133 (d. eugeni bonet & eugènia balcells)

133 is a curio. The story goes that in 1979, in Barcelona, Eugeni Bonet came across a record which contained 133 sound effects. He and his co-director, Eugènia Balcells, would collect old footage from the Barcelona flea markets. They set about selecting a piece of footage for each on of the 133 sound effects. The resulting film is 45 minutes long. Some sound effects last for no more than a few seconds. Each moment is stitched together with a brief frame of black. The 133 moments are encyclopaedic. There is home footage from people’s super-8 cameras. There are scientific treatises. There’s documentary footage. There are also clips from old studio films. There’s black and white footage and colour footage. Some images are banal: a plane sound effect has footage of a plane. Others are spectacular, including a memorable black and white sequence where a group of Africans try and fail to capture an elephant.

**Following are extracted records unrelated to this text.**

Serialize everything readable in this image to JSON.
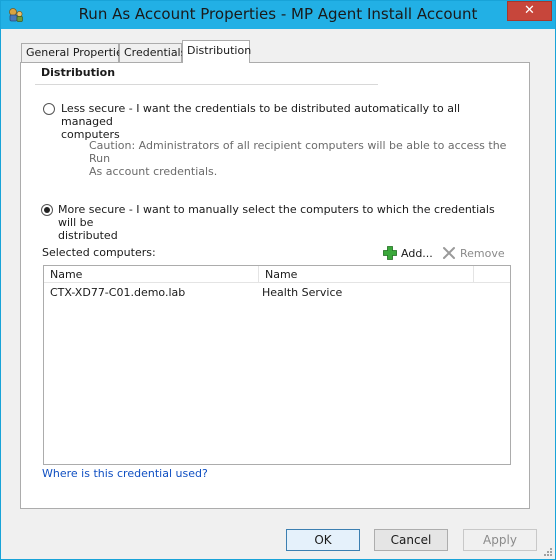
{
  "window": {
    "title": "Run As Account Properties - MP Agent Install Account",
    "close_glyph": "✕"
  },
  "tabs": [
    {
      "label": "General Properties"
    },
    {
      "label": "Credentials"
    },
    {
      "label": "Distribution"
    }
  ],
  "distribution": {
    "section_title": "Distribution",
    "less_secure": {
      "line1": "Less secure - I want the credentials to be distributed automatically to all managed",
      "line2": "computers",
      "selected": false
    },
    "caution": {
      "line1": "Caution: Administrators of all recipient computers will be able to access the Run",
      "line2": "As account credentials."
    },
    "more_secure": {
      "line1": "More secure - I want to manually select the computers to which the credentials will be",
      "line2": "distributed",
      "selected": true
    },
    "selected_computers_label": "Selected computers:",
    "add_label": "Add...",
    "remove_label": "Remove",
    "columns": [
      "Name",
      "Name"
    ],
    "rows": [
      {
        "computer": "CTX-XD77-C01.demo.lab",
        "service": "Health Service"
      }
    ],
    "help_link": "Where is this credential used?"
  },
  "buttons": {
    "ok": "OK",
    "cancel": "Cancel",
    "apply": "Apply"
  },
  "colors": {
    "titlebar": "#22b0e5",
    "close": "#c7463b",
    "link": "#0f4fc2",
    "add_green": "#3aa83a"
  }
}
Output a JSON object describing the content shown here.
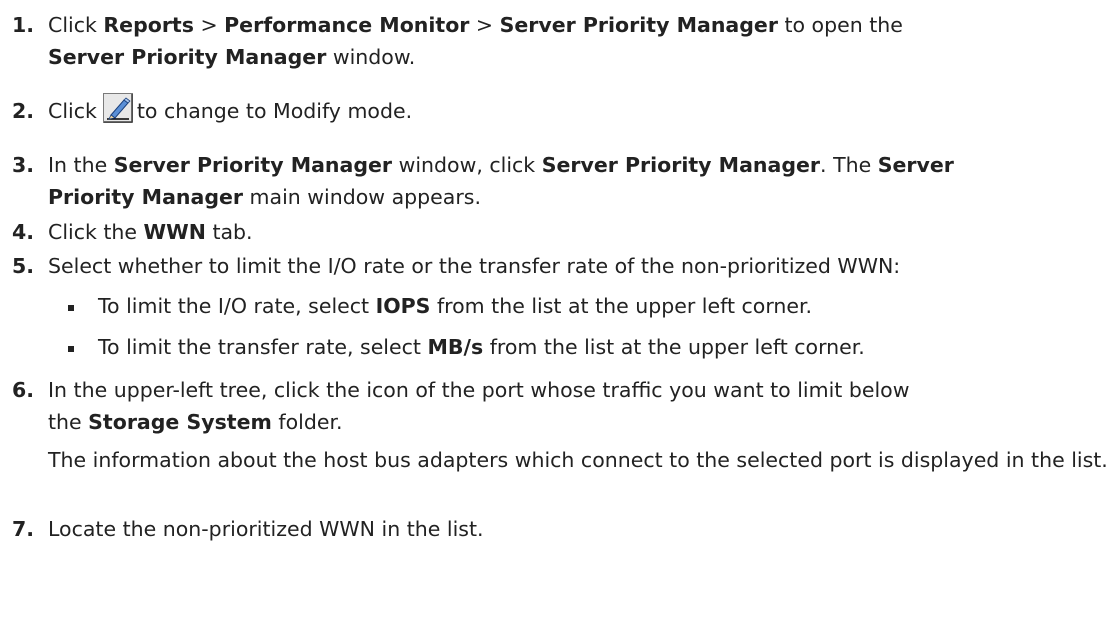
{
  "steps": [
    {
      "number": "1.",
      "parts": [
        {
          "t": "Click ",
          "b": false
        },
        {
          "t": "Reports",
          "b": true
        },
        {
          "t": " > ",
          "b": false
        },
        {
          "t": "Performance Monitor",
          "b": true
        },
        {
          "t": " > ",
          "b": false
        },
        {
          "t": "Server Priority Manager",
          "b": true
        },
        {
          "t": " to open the",
          "b": false
        },
        {
          "t": "Server Priority Manager",
          "b": true
        },
        {
          "t": " window.",
          "b": false
        }
      ]
    },
    {
      "number": "2.",
      "before_icon": "Click",
      "icon": "modify-pencil-icon",
      "after_icon": "to change to Modify mode."
    },
    {
      "number": "3.",
      "parts": [
        {
          "t": "In the ",
          "b": false
        },
        {
          "t": "Server Priority Manager",
          "b": true
        },
        {
          "t": " window, click ",
          "b": false
        },
        {
          "t": "Server Priority Manager",
          "b": true
        },
        {
          "t": ". The ",
          "b": false
        },
        {
          "t": "Server",
          "b": true
        },
        {
          "t": "Priority Manager",
          "b": true
        },
        {
          "t": " main window appears.",
          "b": false
        }
      ]
    },
    {
      "number": "4.",
      "parts": [
        {
          "t": "Click the ",
          "b": false
        },
        {
          "t": "WWN",
          "b": true
        },
        {
          "t": " tab.",
          "b": false
        }
      ]
    },
    {
      "number": "5.",
      "parts": [
        {
          "t": "Select whether to limit the I/O rate or the transfer rate of the non-prioritized WWN:",
          "b": false
        }
      ],
      "bullets": [
        [
          {
            "t": "To limit the I/O rate, select ",
            "b": false
          },
          {
            "t": "IOPS",
            "b": true
          },
          {
            "t": " from the list at the upper left corner.",
            "b": false
          }
        ],
        [
          {
            "t": "To limit the transfer rate, select ",
            "b": false
          },
          {
            "t": "MB/s",
            "b": true
          },
          {
            "t": " from the list at the upper left corner.",
            "b": false
          }
        ]
      ]
    },
    {
      "number": "6.",
      "parts": [
        {
          "t": "In the upper-left tree, click the icon of the port whose traffic you want to limit below",
          "b": false
        },
        {
          "t": "the ",
          "b": false
        },
        {
          "t": "Storage System",
          "b": true
        },
        {
          "t": " folder.",
          "b": false
        }
      ],
      "follow_up": "The information about the host bus adapters which connect to the selected port is displayed in the list."
    },
    {
      "number": "7.",
      "parts": [
        {
          "t": "Locate the non-prioritized WWN in the list.",
          "b": false
        }
      ]
    }
  ]
}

Some moments appear diagetic, with the sound effect complementing the image on screen; others are subversive, with the sound effect making a commentary on the images, or vice versa. Although it wouldn’t be quite true to say the whole world of cinema is contained within the film’ s 45 minutes, what might be true to say is that the film, a sublime Borgesian text if ever there was one, offers the possibility of imagining what a film containing every possible permutation of cinema might look like. This is simultaneously one of the most down-at-heel, straightforward films ever constructed, requiring nothing more than the capacity to select and edit footage, and also one of the most elaborately ambitious films ever made, with aspirations to a vision of cinematic possibility that the sly premise gradually reveals. If you can ever find a way to catch it, do so, it will be one of the best spent 45 minutes of your brief life. 

Thursday 10 November 2016

the white castle [orhan pamuk]

Pamuk’s short novel is intricate and frustrating. Much of the time reading it feels like fiddling with a clock mechanism. It succeeds in suggesting that it’s a complex and ingenious text, although quite what this ingenuity is is hard to fathom.  A Venetian merchant is captured on the high seas by the Turkish fleet and his scientific knowledge is appropriated by the Pasha. There’s much Borgesian play with notion of doubles, as the narrator’s jailor/ colleague looks exactly like him and he ends up supplanting his life. However, there were times when I confess to getting lost in the mechanism and struggling to understand the significance of the narrative’s psychological playfulness. Unlike Pamuk’s brilliant, Snow, The White Castle seemed to lack any real sense of urgency, either in its telling or its premise. This is a meandering novel, whose twists and turns sometimes feel somewhat arbitrary, as though the writer is chasing the tail of his own story.